Atilio abrió bien los ojos algo confuso, con su mirada fija en las calles por las que conducía el carro, pero no respondió absorto como estaba en mirar hacia delante. No quería arremeter contra ningún transeúnte y tener un problema. Había dormido poco y estaba cansado. Debía haber aceptado la guardia de protección que le ofrecían con regularidad cuando iba a abastecerse a las ciudades por las que pasaban, pero había querido que su visita a la casa de las heteras fuera discreta.
- ¿Es mejor que Escopas, el strategos de Etolia? -repitió así su pregunta y precisó
Areté.
- Africanus es el mejor general del mundo.
Las palabras de Atilio eran concluyentes, pero ella, siendo niña, había oído a muchos etolios y egipcios decir lo mismo de Escopas, y luego Escopas fue barrido por las tropas sirias como las hojas secas por el viento de otoño. Areté cerró los ojos y, como en tantas ocasiones en el pasado, rezó a Eshmún y confió en que su dios la protegiera.
63 La decisión de Aníbal
En las proximidades de Magnesia. Lidia, centro de Asia Menor. Noviembre de 190
a.C.
Publio hijo estaba sentado en un amplio asiento que le habían traído sus nuevos guardianes. Ahora estaba custodiado por soldados cartagineses, veteranos de las campañas de Hispania, Italia y África que habían seguido a su gran general por todos los confines del mundo. Publio hijo había detectado en las miradas de aquellos guerreros la lealtad plena con la que seguían a Aníbal. Miradas. Eso le devolvió a la memoria el rostro de Afranio, con aquellos ojos henchidos de asombro al verse herido de muerte por la espada de Aníbal. Aquella última mirada de Afranio, repleta de perplejidad al no entender cómo después de desvelar la identidad del hijo de Escipión se le pagaba con la muerte, persistía en la mente del joven Publio con una viveza casi infernal, pues era el recordatorio de lo próxima que había sentido la muerte. Además, no era sólo cuestión de haber estado a punto de morir, sino el hecho de no haber sido capaz de mirar de frente a su oponente en el momento culminante. Sí, ante el avance de Aníbal, él, Publio Cornelio Escipión, hijo del gran Africanus, había cerrado los ojos. Sólo un instante después, al escuchar el grito ahogado de Afranio y al no sentir dolor alguno, los volvió a abrir, para ser testigo de cómo Aníbal extraía con una lentitud estudiada su espada de entre las entrañas partidas del decurión romano que le acababa de traicionar.
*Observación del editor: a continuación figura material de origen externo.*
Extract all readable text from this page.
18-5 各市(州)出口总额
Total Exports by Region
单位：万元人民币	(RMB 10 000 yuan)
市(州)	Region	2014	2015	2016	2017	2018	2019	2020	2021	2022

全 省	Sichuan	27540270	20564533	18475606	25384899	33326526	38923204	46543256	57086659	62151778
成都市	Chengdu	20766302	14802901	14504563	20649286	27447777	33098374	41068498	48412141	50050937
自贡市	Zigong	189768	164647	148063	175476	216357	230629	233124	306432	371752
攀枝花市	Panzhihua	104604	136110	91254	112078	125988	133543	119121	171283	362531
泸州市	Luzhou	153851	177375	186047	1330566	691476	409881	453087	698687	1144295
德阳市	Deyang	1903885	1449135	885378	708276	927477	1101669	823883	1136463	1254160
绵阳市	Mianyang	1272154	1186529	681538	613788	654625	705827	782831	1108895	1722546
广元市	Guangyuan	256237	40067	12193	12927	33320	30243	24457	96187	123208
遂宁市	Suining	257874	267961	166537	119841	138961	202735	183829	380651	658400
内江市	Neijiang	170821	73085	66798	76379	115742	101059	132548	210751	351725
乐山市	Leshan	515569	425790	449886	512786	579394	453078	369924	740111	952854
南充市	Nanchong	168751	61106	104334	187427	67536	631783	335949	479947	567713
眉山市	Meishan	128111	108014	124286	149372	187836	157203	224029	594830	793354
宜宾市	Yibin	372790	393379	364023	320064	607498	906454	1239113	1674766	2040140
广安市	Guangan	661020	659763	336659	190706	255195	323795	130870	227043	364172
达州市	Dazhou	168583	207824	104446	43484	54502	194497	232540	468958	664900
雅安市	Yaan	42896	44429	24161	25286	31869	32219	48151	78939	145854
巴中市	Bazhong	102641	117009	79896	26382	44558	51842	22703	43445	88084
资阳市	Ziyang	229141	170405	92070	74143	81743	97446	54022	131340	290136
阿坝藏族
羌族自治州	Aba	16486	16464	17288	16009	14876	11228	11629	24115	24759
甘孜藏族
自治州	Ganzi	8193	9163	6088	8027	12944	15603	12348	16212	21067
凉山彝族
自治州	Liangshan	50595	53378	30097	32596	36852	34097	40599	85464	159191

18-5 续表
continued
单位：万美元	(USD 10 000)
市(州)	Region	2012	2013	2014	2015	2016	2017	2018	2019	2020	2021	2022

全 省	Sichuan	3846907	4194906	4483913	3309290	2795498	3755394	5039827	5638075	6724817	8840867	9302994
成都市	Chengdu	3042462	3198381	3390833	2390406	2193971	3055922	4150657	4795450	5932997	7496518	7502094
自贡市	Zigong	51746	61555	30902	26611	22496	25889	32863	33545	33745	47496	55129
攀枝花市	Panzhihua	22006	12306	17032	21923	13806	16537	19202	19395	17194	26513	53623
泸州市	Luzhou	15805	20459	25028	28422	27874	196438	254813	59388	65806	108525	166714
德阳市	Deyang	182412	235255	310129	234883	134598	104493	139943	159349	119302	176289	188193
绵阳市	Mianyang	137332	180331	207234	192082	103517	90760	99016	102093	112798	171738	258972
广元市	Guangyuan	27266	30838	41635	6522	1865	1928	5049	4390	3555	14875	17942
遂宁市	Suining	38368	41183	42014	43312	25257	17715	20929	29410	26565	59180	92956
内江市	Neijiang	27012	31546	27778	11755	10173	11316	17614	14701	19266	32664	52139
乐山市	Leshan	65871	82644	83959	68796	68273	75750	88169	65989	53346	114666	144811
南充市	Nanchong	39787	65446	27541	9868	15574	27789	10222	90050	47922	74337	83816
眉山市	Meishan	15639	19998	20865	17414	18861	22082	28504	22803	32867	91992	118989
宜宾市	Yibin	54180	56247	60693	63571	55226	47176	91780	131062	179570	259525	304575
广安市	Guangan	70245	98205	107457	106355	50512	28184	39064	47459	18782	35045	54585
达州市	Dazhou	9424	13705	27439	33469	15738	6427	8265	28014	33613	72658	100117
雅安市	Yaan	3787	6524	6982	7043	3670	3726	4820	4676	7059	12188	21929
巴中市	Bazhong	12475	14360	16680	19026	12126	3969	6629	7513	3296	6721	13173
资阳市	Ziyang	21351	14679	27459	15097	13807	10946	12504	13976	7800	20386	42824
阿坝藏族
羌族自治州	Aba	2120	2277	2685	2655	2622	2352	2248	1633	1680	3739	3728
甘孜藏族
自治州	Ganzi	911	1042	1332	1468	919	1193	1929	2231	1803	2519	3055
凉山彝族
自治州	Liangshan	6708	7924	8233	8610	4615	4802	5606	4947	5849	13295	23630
- Nunca me han gustado los traidores ni los desertores -había dicho Aníbal mientras limpiaba la sangre de Afranio del arma restregando la espada contra el costado del propio decurión abatido cuando éste aún se retorcía de dolor en medio de su agonía-. No, por Baal que nunca me han gustado los traidores. -Y continuó hablando dando la espalda al estupefacto hijo de Publio para dirigirse a Maharbal-. Los hemos utilizado, eso es cierto, sobre todo en Italia, ¿recuerdas aquel romano, Maharbal, Décimo creo que se llamaba, el que quería abrirnos las puertas de…, es curioso, ahora no recuerdo la ciudad, tras la muerte de Marcelo?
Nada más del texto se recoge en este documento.